In an article titled “After the storm: how emergency liquidity helps small businesses following natural disasters” (National Bureau of Economic Research, Working Paper 32326, April 2024), Benjamin L. Collier, Sabrina T. Howell, and Lea Rendell probe the arguments of the critics by examining the postdisaster real and financial outcomes of businesses applying for government recovery loans. The authors’ analysis estimates the causal effect of these loans by using discontinuities in the loan approval process, covering the period from 2005 to 2017. The analysis is based on loan application and approval data from the Small Business Administration disaster recovery loan program, which provides low-interest, long-maturity loans to affected businesses. Economic outcomes (e.g., firm closures, employment, and earnings) are assessed with data from the U.S. Census Bureau and credit-bureau data from Experian.

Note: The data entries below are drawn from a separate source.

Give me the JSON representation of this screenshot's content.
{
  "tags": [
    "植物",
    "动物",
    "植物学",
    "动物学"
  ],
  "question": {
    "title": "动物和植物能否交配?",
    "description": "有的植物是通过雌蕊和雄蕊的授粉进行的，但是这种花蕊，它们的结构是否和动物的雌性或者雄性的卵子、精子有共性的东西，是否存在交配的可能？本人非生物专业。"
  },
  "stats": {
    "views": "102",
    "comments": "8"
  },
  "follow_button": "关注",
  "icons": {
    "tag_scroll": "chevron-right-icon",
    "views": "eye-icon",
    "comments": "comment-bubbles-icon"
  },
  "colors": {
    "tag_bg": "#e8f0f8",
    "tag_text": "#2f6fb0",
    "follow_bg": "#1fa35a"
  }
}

The results reported in the article run counter to the claims of those skeptical of government recovery lending. The authors find that such lending sharply alleviates business financial distress, reducing the odds of both firm exit (by 13 percentage points) and bankruptcy (by about 4 percentage points), with those effects persisting for several years after a disaster. Interestingly, rather than crowding out private lending, government recovery loans attract it, producing a multiyear crowd-in effect that boosts the number of firm contracts with private lenders and stimulates local investment. With respect to labor outcomes, the authors find that government recovery loans cause a substantial increase in firm employment (18 percent), especially among employer firms (those hiring paid workers beyond the firm’s owners), and reduce the likelihood that an employer firm would transition to a nonemployer firm (a firm with no paid employees other than the owners). These loans are also found to have a positive effect on the earnings of employer firms. In short, government recovery loans appear to reduce business financial distress, attract private lending, spill over in the local economy, and boost firm employment and revenue.
In trying to explain these positive effects, the authors conjecture that government lending may remove two possible sources of market friction: preexisting financial constraints (e.g., those that may stem from a firm being younger or burdened by a low credit score) and lending risks associated with postdisaster repairs. The authors’ analysis rules out the former possibility, indicating that the outcomes of firms that are potentially financially distressed are not substantially different from those of other firms. Instead, the evidence suggests that government loans reduce initial risks and uncertainty associated with financing repair and recovery operations, thus removing a constraint on subsequent private lending and investment.